Humain trop humain. Louis Malle, 1972, 75 minutes.
Cela commence par une vue sur la campagne, dans une prairie avec des vaches. Mais aussitôt la caméra zoome arrière en panotant sur la droite pour découvrir successivement des voitures et des bâtiments sur les toits desquels une multitude de cheminées déversent un flot de fumée. Sans transition nous nous retrouvons à l’intérieur de l’usine.

Ce film au titre nietzschéen pourrait nous amener du côté de chez Marx, devenir une pièce à charge de l’organisation capitaliste du travail. Il n’en est rien. Malle n’est pas un militant. Il ne fait pas œuvre de contestataire. Son cinéma n’est pas l’illustration d’un dogme. Pourtant, on ne peut nier qu’il s’agisse d’un film engagé. Nécessairement engagé. Du côté des travailleurs. Malle ne fait pas une enquête sur le travail à la chaîne. Il ne se penche pas sur la dimension économique de la production industrielle. Il filme le travail des ouvriers et des ouvrières, ou plus exactement il film des hommes et des femmes au travail dans une usine. Un travail que l’on sait pénible, ennuyeux, répétitif. Cet ennui, Malle le montre sur les visages sans sourire. La répétition apparait dans la longueur des plans. Et la pénibilité peut être ressentie par le spectateur dans la bande son où il n’y a jamais de silence.

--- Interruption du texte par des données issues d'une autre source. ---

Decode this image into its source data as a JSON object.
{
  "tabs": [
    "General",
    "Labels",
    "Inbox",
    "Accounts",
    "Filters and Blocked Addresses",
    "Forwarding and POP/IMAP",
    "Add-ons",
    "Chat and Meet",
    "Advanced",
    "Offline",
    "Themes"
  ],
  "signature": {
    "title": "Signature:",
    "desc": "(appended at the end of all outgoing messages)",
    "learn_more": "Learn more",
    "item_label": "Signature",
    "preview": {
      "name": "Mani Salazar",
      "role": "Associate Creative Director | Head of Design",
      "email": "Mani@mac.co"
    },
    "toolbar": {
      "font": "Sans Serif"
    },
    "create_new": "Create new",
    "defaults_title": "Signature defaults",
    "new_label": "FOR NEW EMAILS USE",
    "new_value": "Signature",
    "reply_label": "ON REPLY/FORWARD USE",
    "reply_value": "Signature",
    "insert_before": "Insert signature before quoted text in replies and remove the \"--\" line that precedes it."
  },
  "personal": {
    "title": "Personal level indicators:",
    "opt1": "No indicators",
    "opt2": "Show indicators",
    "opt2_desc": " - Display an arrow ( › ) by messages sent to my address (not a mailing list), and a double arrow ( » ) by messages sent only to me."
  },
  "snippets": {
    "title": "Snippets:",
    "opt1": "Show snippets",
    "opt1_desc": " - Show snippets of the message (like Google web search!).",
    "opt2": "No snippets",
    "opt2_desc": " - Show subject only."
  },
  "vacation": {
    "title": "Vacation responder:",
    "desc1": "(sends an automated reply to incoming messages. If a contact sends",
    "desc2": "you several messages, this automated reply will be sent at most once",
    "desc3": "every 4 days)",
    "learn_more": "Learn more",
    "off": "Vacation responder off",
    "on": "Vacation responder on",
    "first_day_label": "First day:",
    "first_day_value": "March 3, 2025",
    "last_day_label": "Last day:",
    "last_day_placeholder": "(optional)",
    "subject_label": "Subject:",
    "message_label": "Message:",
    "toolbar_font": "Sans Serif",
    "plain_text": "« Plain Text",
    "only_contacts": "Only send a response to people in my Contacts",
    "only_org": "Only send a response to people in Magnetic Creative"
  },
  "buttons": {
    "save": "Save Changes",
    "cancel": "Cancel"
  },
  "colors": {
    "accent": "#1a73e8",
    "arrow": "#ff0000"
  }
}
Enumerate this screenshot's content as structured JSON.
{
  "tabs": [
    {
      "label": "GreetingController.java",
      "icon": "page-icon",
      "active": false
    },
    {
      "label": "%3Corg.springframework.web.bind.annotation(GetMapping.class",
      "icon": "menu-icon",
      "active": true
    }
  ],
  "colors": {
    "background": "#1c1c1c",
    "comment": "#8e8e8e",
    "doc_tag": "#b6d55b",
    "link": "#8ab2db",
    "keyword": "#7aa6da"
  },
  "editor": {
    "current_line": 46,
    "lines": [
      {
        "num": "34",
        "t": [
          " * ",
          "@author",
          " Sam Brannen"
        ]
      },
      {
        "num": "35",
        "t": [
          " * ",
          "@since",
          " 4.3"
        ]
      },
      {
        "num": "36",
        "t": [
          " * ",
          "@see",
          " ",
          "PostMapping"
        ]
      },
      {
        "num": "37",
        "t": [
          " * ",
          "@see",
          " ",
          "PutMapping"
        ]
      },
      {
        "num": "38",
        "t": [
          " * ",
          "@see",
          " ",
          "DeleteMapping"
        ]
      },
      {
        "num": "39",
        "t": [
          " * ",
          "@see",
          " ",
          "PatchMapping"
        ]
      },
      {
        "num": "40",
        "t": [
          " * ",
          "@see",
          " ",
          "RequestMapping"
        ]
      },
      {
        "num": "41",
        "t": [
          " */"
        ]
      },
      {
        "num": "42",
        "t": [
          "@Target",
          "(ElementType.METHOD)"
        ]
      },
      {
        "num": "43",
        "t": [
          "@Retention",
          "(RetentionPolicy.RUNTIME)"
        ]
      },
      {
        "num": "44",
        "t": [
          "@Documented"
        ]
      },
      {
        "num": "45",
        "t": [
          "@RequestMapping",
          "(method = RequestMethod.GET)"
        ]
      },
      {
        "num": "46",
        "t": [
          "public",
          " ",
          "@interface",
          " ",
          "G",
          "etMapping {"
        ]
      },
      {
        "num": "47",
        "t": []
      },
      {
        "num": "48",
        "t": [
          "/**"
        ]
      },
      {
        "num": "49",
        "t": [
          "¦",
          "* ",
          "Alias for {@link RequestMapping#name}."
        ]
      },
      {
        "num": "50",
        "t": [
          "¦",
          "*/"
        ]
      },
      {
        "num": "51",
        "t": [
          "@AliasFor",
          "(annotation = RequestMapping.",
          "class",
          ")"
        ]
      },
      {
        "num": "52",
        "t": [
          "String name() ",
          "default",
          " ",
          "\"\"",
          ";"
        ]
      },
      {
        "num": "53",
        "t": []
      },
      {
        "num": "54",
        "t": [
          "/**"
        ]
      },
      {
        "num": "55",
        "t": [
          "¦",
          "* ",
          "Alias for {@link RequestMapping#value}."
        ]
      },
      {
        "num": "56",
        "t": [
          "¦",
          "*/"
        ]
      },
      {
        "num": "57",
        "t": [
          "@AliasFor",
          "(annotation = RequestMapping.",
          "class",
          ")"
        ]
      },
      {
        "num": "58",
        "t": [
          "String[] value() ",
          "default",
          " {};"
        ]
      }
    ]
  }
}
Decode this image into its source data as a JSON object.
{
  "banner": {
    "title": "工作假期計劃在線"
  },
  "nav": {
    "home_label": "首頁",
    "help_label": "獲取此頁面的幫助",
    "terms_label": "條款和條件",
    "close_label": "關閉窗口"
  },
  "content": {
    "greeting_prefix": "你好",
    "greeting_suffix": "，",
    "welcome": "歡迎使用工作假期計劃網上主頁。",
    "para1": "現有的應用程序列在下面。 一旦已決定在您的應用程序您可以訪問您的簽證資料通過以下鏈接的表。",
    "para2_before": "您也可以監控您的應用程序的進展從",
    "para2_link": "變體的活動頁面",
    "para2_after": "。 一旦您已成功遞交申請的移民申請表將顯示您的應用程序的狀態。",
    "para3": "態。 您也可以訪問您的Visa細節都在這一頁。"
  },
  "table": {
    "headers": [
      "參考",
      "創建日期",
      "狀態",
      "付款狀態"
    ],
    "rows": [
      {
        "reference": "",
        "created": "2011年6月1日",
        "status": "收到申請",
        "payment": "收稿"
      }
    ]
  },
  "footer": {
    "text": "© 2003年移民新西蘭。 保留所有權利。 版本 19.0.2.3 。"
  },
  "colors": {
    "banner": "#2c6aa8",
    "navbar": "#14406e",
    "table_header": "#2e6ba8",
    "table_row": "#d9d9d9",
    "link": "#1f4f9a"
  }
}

Le passage au salon de l’automobile, cet envers de l’usine, ne fait que renforcer ces trois dimensions. Ce qui pourrait être une ouverture vers le loisir, en opposition dialectique avec le travail, n’est en fait que bousculades dans une foule particulièrement dense, répétitions des mêmes questions et des mêmes arguments stéréotypés, dans un vacarme aussi pénible à entendre que les coups de marteau sur des pièces métalliques dans l’usine. La présence de cette séquence au salon de l’auto, avec son rituel de la visite du président de la République filmé par malle furtivement, cette présence enchâssée dans un film où, en dehors du bref plan d’ouverture, on ne sort pas du huis clos de l’usine, permet de dialectiser le propos du cinéaste. Il ne s’agit pas d’un détour, ou d’une sorte de récréation qui viserait à reposer le spectateur en lui faisant oublier un moment l’enfermement de l’usine. En fait, les visiteurs du salon, en jouant des coudes pour pouvoir s’assoir un instant dans le dernier modèle flambant neuf sont tout aussi prisonnier de cette mythologie moderne qu’est devenue l’automobile que ces ouvrières qui ne peuvent laisser passer une seule pièce sur la chaîne qui défile devant elles. La confrontation entre ceux qui fabrique les voitures dans l’ennui et la fatigue et ceux qui approchent cet objet dans une situation de quasi rêve et de fantasme évident (la démonstration des sièges couchettes ne manque pas d’humour), cette confrontation en dit plus long sue le fonctionnement de notre société que bien des discours qui se veulent sociologiques.

Filmer le travail en usine, le travail à la chaîne dans sa dimension aliénante puisque visiblement il ne peut pas avoir de sens pour ceux qui l’effectuent, est chose rare dans le cinéma français. La direction des entreprises d’ailleurs n’y ont jamais été très favorables. Rouch et Morin avait montré la voie dès 1960 dans Chronique d’un été, la chaîne d’une usine automobile déjà. En 1972, quand Malle vient filmer l’usine de Rennes, peu de choses ont changé. Et aujourd’hui encore, même si les robots effectuent certaines tâches répétitives ou pénibles à la place des hommes, le film de malle reste d’une actualité évidente.